The facilities at my gym are excellent by council gym standards, albeit quirky. The pool is always full of peeing kiddies or old ladies in bathing caps. The change rooms are always full of naked peeing kiddies and old ladies in bathing caps. The weights room is always hogged by steroid-pumped guys with crewcuts who talk shit to each to other in impenetrable accents, but their grunting and groaning needs no translation. The fitness class instructors are good, but the classes are held in a basketball court, so their voices blast and echo off the walls. You literally cannot understand a single word they say. At Body Pump I watch the beginners stand there with their bars, gawking at the stage in confusion. And there’s no Technique class to help people learn the moves either – so you hardly ever see them come back the next week.
On the whole the gym is perfectly fine. They manage to appeal to all kinds of people and have a good range of activities. Despite the boring timetable and lack of Body Jam, I have made it work for me over the past year. It’s the only gym around and it’s a mere ten minutes walk from our flat. Plus it’s at the halfway point between the train station and home, so it’s hard to justify skipping a workout at the end of the day.
BUT STILL, I just don’t see how the facilities on offer are worth £47 a month! I don’t see how they get away with charging almost as much as a poncy private gym. Ooh every time I look at my Online Banking and see that debit has come out I just start to glare and spit at the screen. Boo! Hiss! BAH!
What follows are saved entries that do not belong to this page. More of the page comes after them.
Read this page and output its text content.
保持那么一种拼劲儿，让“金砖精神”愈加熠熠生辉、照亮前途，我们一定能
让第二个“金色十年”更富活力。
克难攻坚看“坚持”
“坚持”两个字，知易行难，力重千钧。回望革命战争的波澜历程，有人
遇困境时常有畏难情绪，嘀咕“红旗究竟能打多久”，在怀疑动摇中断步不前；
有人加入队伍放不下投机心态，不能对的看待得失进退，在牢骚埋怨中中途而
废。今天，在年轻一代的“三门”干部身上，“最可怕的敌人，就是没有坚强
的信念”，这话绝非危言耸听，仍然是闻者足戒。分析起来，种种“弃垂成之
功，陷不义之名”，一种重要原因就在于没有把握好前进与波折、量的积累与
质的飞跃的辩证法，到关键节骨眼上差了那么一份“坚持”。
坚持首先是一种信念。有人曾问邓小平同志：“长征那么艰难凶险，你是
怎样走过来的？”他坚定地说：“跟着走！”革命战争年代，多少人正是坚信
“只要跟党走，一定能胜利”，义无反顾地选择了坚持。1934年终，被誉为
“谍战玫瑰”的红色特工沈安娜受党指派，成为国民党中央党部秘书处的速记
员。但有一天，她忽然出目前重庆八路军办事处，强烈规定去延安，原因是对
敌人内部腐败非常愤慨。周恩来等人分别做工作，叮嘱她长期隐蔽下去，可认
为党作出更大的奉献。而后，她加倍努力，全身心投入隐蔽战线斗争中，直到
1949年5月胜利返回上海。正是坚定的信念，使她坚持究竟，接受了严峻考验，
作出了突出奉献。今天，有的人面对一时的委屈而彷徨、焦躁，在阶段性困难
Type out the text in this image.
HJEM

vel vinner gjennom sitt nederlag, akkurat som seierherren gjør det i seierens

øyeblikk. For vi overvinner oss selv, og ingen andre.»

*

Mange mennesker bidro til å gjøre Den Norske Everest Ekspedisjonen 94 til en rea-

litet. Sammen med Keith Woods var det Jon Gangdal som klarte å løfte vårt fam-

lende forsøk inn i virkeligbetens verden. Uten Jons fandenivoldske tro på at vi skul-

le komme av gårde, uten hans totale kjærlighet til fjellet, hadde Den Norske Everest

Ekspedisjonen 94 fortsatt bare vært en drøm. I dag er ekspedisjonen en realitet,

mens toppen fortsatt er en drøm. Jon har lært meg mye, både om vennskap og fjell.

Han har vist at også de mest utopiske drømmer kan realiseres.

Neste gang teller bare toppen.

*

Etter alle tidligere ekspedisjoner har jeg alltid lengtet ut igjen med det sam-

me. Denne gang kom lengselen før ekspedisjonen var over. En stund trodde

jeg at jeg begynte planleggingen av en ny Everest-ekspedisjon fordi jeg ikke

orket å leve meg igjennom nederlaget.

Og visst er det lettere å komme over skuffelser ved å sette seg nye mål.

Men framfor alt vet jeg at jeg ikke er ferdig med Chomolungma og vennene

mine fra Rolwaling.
By the way, there is no point to this rant at all. I raged about it to the Scottish Companion last night but thought I should rage about it again here, just to spread that pointless fury a little further!
. . .
Beckie tagged me for a meme thingy. If people post memes on non-fat blogs I usually skip over them, sneering rather righteously, "That’s lazy content!". But I always read the answers on fat blogs coz I want to know what everyone is into aside from lard busting. We all have other talents and dimensions, dammit. Plus noone had ever tagged me before! So I was chuffed about that. Cheers Beck!
So only read on if you don’t mind a meme. If you do, come back later in the week. Hehe.
. . .
1. What were you doing 10 years ago?
I was just about to leave home to start the first year of my journalism degree. Ten YEARS ago!? Bloody hell. I had also just finished up my high school job at KFC (I don’t recommend you work at KFC if you have a problem with food). I was also learning to drive in an awful hurry (I don’t recommend trying to learn to drive in two weeks. It will make you a rather crappy driver).
2. What were you doing a year ago?
Planning a quickie wedding and frantically exercising to fit into wedding frock.
3. Five snacks I enjoy:
Avocado mushed up on grainy toast with heaps of black pepper
Almond butter on grainy toast
Fruit scone with butter and raspberry jam (didn’t have to be healthy, did it?)
Nairns Rough oatcakes with mature cheddar cheese
Arrgh! I’m hungry now.
4. Five songs to which I know all the lyrics:
A Day In The Life by The Beatles
Six Months In A Leaky Boat by Split Enz
Anything by The Eagles (shame!) or Radiohead.
Boys and Girls by Blur. Except I get the girls and boys mixed up all the time.
5. Five things I would do if I were a millionaire:
Pay off debts for family and friends
Buy a house in Australia and a house in Scotland
Hire a personal trainer to bully me into buffness
Hire a personal shopper to fetch me a decent wardrobe
Donate money to obsure charities that don’t get much publicity
6. Five Bad Habits:
Leaving "bits" on the dishes when doing the washing up
Spraying the kitchen with low-fat cooking spray instead of the food
Leaving clothes in a pile on the bed/chair/floor
Not listening to instructions properly
7. Five Things I Enjoy Doing:
Wandering around foreign supermarkets
Watching mens tennis
Arranging my boarding pass collection in chronological order
8. Five Things I Would Never Wear
Bikinis, mini skirts, capri pants, cropped jackets or anything Burberry.
9. Five favourite toys:
Harvey the iBook, Pedro the iPod Shuffle, the stab blender, the electric frypan and the Scottish Companion. HA HA!
I tag: Anyone who feels so inclined.